In mid-May this year, Aarohi, 23, became the first woman in the world to cross the Atlantic Ocean solo in a LSA, thrilling her family, friends and aviation circles. (IANS reported the story on May 14). In the past nearly 13 months of her circumnavigation flight, she has broken and created several records, including becoming the world's first woman to complete a solo flight over the treacherous Greenland ice-cap in an LSA, and the first woman to fly all across Canada from the North East to the North West via the South, said her team in Mumbai.
"Aarohi truly represents all that young Indian women are capable of, given an opportunity. We are very proud and she has set such a great example for all other girls to emulate," an excited Lynn de Souza, founder of Social Access Communications, which organised the WE! Expedition, told IANS. On her part, Aarohi considers the Pacific Ocean crossing as the most significant sector for the Women Empower Expedition (WE!) circumnavigation, marking its entry into a new country, a new continent and a new day.
In her 1,100 km flight from Unalakleet to Anadyr, Aarohi flew across the International Date Line, also known as the Line of Confusion, when the date changes and all instruments conk off for a few minutes. For the main and challenging leg of the crossing, Aarohi took off from Nome at 2 p.m. on Tuesday and after a 3 hou, 50 minute flight, she landed at Anadyr on Wednesday.
"I lost one day of my life which I will never get back.." she said jokingly about the IDL crossing, but said she would always treasure the experience. "The Pacific Ocean flight was more beautiful than the Atlantic Ocean crossing and it was also one of my most enjoyable. I feel honoured to achieve these records for India and women all over," Aarohi said after her landing at Anadyr.
An Indian commercial pilot licence and LSA Licence holder, Aarohi launched the world's first all-woman team to circumnavigate the Earth in her LSA, named "Mahi", on July 30, 2018, along with her friend and pilot, Keithair Misquitta. "Mahi" is a tiny single engine Sinus 912 aircraft, weighing less than a Bullet motorcycle, manufactured by Slovenia's Pipistrel, and is the first LSA registered with the Director-General of Civil Aviation (DGCA) India.
Initially, Aarohi and Keithair flew together across India's Punjab, Rajasthan, Gujarat, Pakistan, Iran, Turkey, Serbia, Slovenia, Germany, France and Britain. Since the tiny cockpit had to be equipped with a life-raft, oxygen system and other safety gadgets for the trans-oceanic flights from Britain onwards, Aarohi undertook the remaining expedition solo.

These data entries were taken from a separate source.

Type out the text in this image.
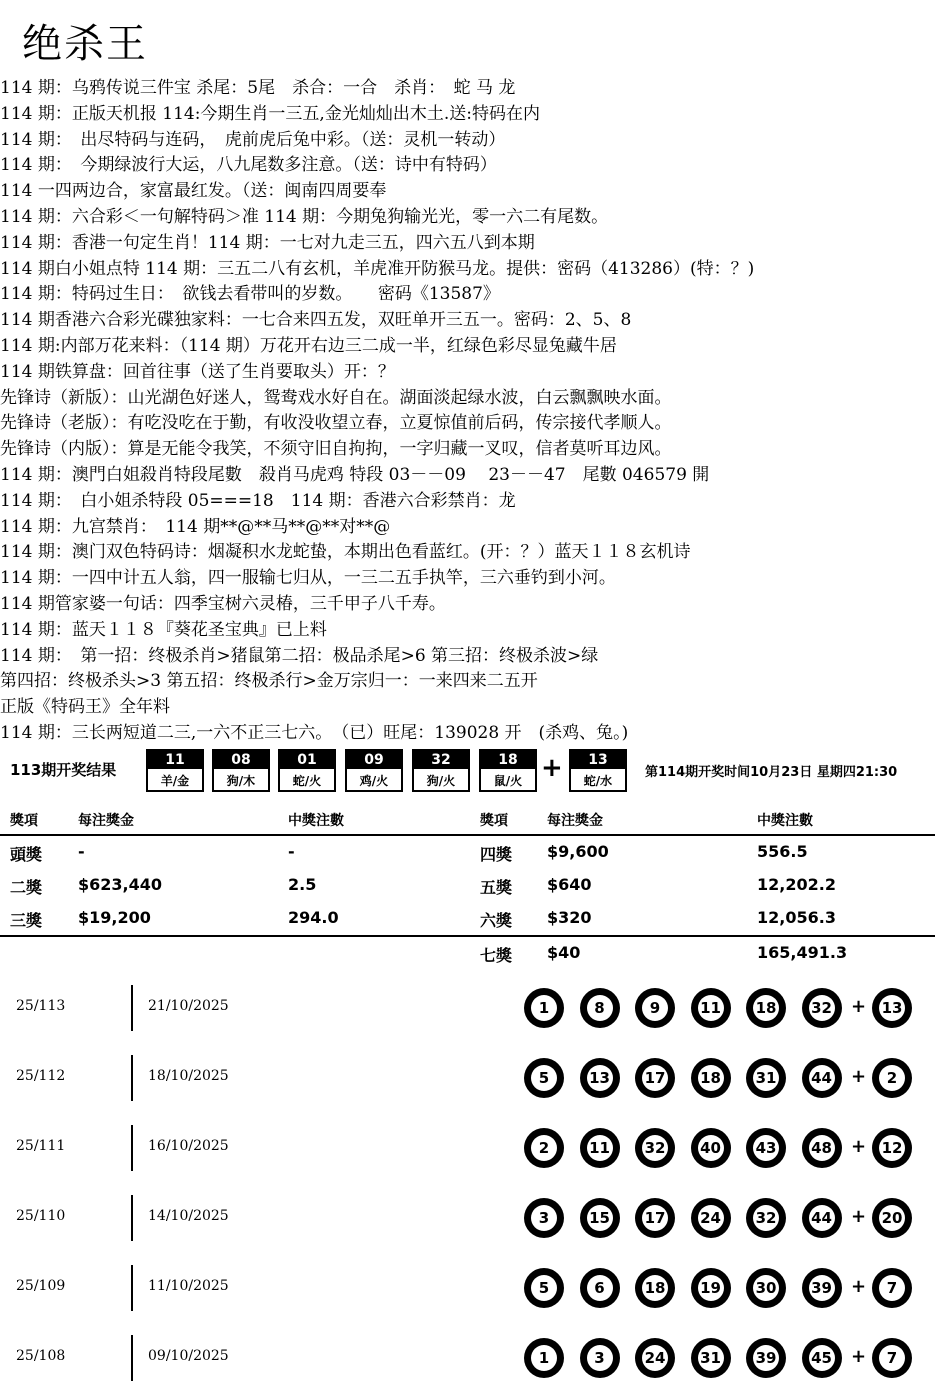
绝杀王
114 期：乌鸦传说三件宝 杀尾：5尾　杀合：一合　杀肖：　蛇 马 龙
114 期：正版天机报 114:今期生肖一三五,金光灿灿出木土.送:特码在内
114 期：　出尽特码与连码，　虎前虎后兔中彩。（送：灵机一转动）
114 期：　今期绿波行大运，八九尾数多注意。（送：诗中有特码）
114 一四两边合，家富最红发。（送：闽南四周要奉
114 期：六合彩＜一句解特码＞准 114 期：今期兔狗输光光，零一六二有尾数。
114 期：香港一句定生肖！114 期：一七对九走三五，四六五八到本期
114 期白小姐点特 114 期：三五二八有玄机，羊虎准开防猴马龙。提供：密码（413286）(特：？)
114 期：特码过生日：　欲钱去看带叫的岁数。　　密码《13587》
114 期香港六合彩光碟独家料：一七合来四五发，双旺单开三五一。密码：2、5、8
114 期:内部万花来料：（114 期）万花开右边三二成一半，红绿色彩尽显兔藏牛居
114 期铁算盘：回首往事（送了生肖要取头）开：？
先锋诗（新版）：山光湖色好迷人，鸳鸯戏水好自在。湖面淡起绿水波，白云飘飘映水面。
先锋诗（老版）：有吃没吃在于勤，有收没收望立春，立夏惊值前后码，传宗接代孝顺人。
先锋诗（内版）：算是无能令我笑，不须守旧自拘拘，一字归藏一叉叹，信者莫听耳边风。
114 期：澳門白姐殺肖特段尾數　殺肖马虎鸡 特段 03－－09　 23－－47　尾數 046579 開
114 期：　白小姐杀特段 05===18　114 期：香港六合彩禁肖：龙
114 期：九宫禁肖：　114 期**@**马**@**对**@
114 期：澳门双色特码诗：烟凝积水龙蛇蛰，本期出色看蓝红。(开：？）蓝天１１８玄机诗
114 期：一四中计五人翁，四一服输七归从，一三二五手执竿，三六垂钓到小河。
114 期管家婆一句话：四季宝树六灵椿，三千甲子八千寿。
114 期：蓝天１１８『葵花圣宝典』已上料
114 期：　第一招：终极杀肖>猪鼠第二招：极品杀尾>6 第三招：终极杀波>绿
第四招：终极杀头>3 第五招：终极杀行>金万宗归一：一来四来二五开
正版《特码王》全年料
114 期：三长两短道二三,一六不正三七六。　（已）旺尾：139028 开　(杀鸡、兔。)
113期开奖结果
11
羊/金
08
狗/木
01
蛇/火
09
鸡/火
32
狗/火
18
鼠/火 +	13
蛇/水
第114期开奖时间10月23日 星期四21:30
獎項	每注獎金	中獎注數	獎項	每注獎金	中獎注數
頭獎 -	-	四獎 $9,600	556.5
二獎 $623,440	2.5	五獎 $640	12,202.2
三獎 $19,200	294.0	六獎 $320	12,056.3
七獎 $40	165,491.3
25/113	21/10/2025	1	8	9	11 18 32 + 13
25/112	18/10/2025	5	13 17 18 31 44 +	2
25/111	16/10/2025	2	11 32 40 43 48 + 12
25/110	14/10/2025	3	15 17 24 32 44 + 20
25/109	11/10/2025	5	6	18 19 30 39 +	7
25/108	09/10/2025	1	3	24 31 39 45 +	7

She was accompanied by Pipistrel's Canada President Jonah Boll for photography over the Canadian Rockies, and will have woman navigator Olga Eroshenko alongside as she flies across Russia, as stipulated by the Russian civil aviation regulator.
A resident of Borivali in northwest Mumbai suburb, Aarohi underwent an arduous seven-month preparatory training schedule in India, Greenland, Siberia, and Italy over oceans, high altitude, snow, extreme weather conditions, different terrains testing her physical and mental capabilities to undertake her circumnavigation feat. Besides, she had to cope up with various physical and mental exercises to help her take on the toughest terrains and weather conditions while being all alone in the cockpit.
Aarohi is an ardent fan of the legendary American aviator, Amelia Earheart -- who became the world's first woman to make a solo transatlantic flight in a bigger aircraft, 87 years ago, on May 20, 1932. Till date, Aarohi has logged in 29,500 kms in 50 legs across three continents and 20 countries in her small LSA. Now, the WE! Expedition will continue westward to fly back from Russia to India after spreading the message of "girl-power and friendship" beyond boundaries, said de Souza.